The true value of our Deep Learning refinement is its ability to look past surface-level "buzz" and identify languages based on their underlying technological and industrial DNA. By comparing the Baseline (M3) clusters with our Refined (M4) Deep clusters, we can identify **"Archetype Shifts."**

**Strategic Value for CTOs and Investors:**
* **Hidden Titans:** Languages that appear niche or speculative on the surface but possess the structural profile of an industry standard.
* **False Hype Detection:** Technologies that command high social media "stargazing" but lack the foundational ecosystem support to survive long-term.
* **The Adoption Chasm:** Quantifying how far a speculative language must evolve to become a "Silent Workhorse" or "Mainstream Titan."

In [None]:
# 1. Identify the "Shifters"
# These are languages where the Deep DNA (Autoencoder) overrode the surface metrics
df_active['shifted'] = df_active['baseline_cluster'] != df_active['deep_cluster']
shifters = df_active[df_active['shifted'] == True].copy()

print(f"Total Languages Analyzed: {len(df_active)}")
print(f"Number of Languages that Shifted Archetypes: {len(shifters)}")

# 2. Display a sample of "Shifting" languages for qualitative analysis
# We look at the change from M3 logic to M4 deep logic
print("\n--- Sample of Archetype Shifters (M3 Baseline vs.
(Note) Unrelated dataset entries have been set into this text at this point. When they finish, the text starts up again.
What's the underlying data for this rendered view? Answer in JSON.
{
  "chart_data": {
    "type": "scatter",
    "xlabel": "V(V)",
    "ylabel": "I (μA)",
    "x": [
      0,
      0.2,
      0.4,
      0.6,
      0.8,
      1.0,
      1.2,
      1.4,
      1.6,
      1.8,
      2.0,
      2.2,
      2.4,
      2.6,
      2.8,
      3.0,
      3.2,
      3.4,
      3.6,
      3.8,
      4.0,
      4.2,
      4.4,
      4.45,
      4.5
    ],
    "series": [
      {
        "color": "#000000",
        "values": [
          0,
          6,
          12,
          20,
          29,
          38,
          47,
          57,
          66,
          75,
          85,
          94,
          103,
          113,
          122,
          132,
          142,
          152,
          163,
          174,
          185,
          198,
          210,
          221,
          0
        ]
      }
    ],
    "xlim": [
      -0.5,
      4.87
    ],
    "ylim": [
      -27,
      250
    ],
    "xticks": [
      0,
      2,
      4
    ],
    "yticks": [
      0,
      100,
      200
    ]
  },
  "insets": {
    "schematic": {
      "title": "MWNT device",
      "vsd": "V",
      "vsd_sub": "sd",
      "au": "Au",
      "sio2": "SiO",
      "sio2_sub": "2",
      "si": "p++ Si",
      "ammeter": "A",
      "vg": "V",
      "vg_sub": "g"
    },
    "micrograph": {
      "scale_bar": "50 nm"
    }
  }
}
M4 Deep DNA) ---")
display(shifters[['title', 'baseline_cluster', 'deep_cluster', 'github_repo_stars', 'number_of_jobs']].head(15))

# 3. Final Strategic Mapping
# Assigning the business names to our final Deep Clusters for clarity
cluster_map = {
    0: "Silent Workhorses",
    1: "Niche / Long-Tail",
    2: "Speculative Disruptors",
    3: "Mainstream Titans"
}
# Note: Ensure the numbers match your actual cluster means from Section 6
df_active['archetype_name'] = df_active['deep_cluster'].map(cluster_map)

# 4. Save the Refined Results
df_active.to_csv("M4_Refined_Market_Archetypes.csv", index=False)
print("\n✅ Refinement Complete. Data saved to 'M4_Refined_Market_Archetypes.csv'")

----


Archetype Branding & Interpretation
Cluster 2: The Market Titans (High Utility, High Hype)

Members: SQL, Java, JavaScript, HTML, HTTP.

Interpretation: These are the infrastructure of the modern web and data world. They have the highest job counts and massive social visibility. They represent the "Safe Bets" for any developer or firm.

Cluster 0: The Modern Trendsetters (High Hype, Rising Utility)

Members: Kotlin, TypeScript, Solidity, Elixir.

Interpretation: These are "New-Era" languages. They have high GitHub engagement and are technically robust (captured by your Autoencoder). They are transitioning from "trendy" to "essential," particularly in mobile (Kotlin), web (TS), and Web3 (Solidity).

Cluster 1: Technical Specialists (Niche Utility)

Members: Node.js, Liquid, k-framework.

Interpretation: These represent specific ecosystems (e.g., Shopify’s Liquid or server-side JS). They aren't general-purpose "Titans," but they have dedicated professional pockets and specific technical DNA that the Autoencoder recognized.

Cluster 3: The Long-Tail / Speculative (Experimental)

Members: Remix, Quaint-lang, Preforth.

Interpretation: Even within the "Active" subset, these are languages with low professional demand but some social or technical activity. They represent the "Experimental" fringe of the ecosystem.

Refined Problem Statement and Reflection

Challenge: My original analysis was hindered by 97% zero-job data and linear models (PCA) that couldn't distinguish between "Famous" and "Useful" languages.

Action: I narrowed the scope to 953 "Active Market" languages and implemented a Deep Learning Autoencoder to extract the "Latent DNA" of the ecosystem.

Reflection: The Autoencoder revealed that technical structure is a major predictor of archetype. While Cluster 2 (Titans) is obvious, Cluster 0 (Modern Trendsetters) is the most valuable discovery. These languages (like Kotlin and Solidity) have the technical foundation of Titans but are still in their growth phase.

Business Value: This model allows stakeholders to look past "Hype" and see which technologies have the technical robustness to provide long-term professional stability.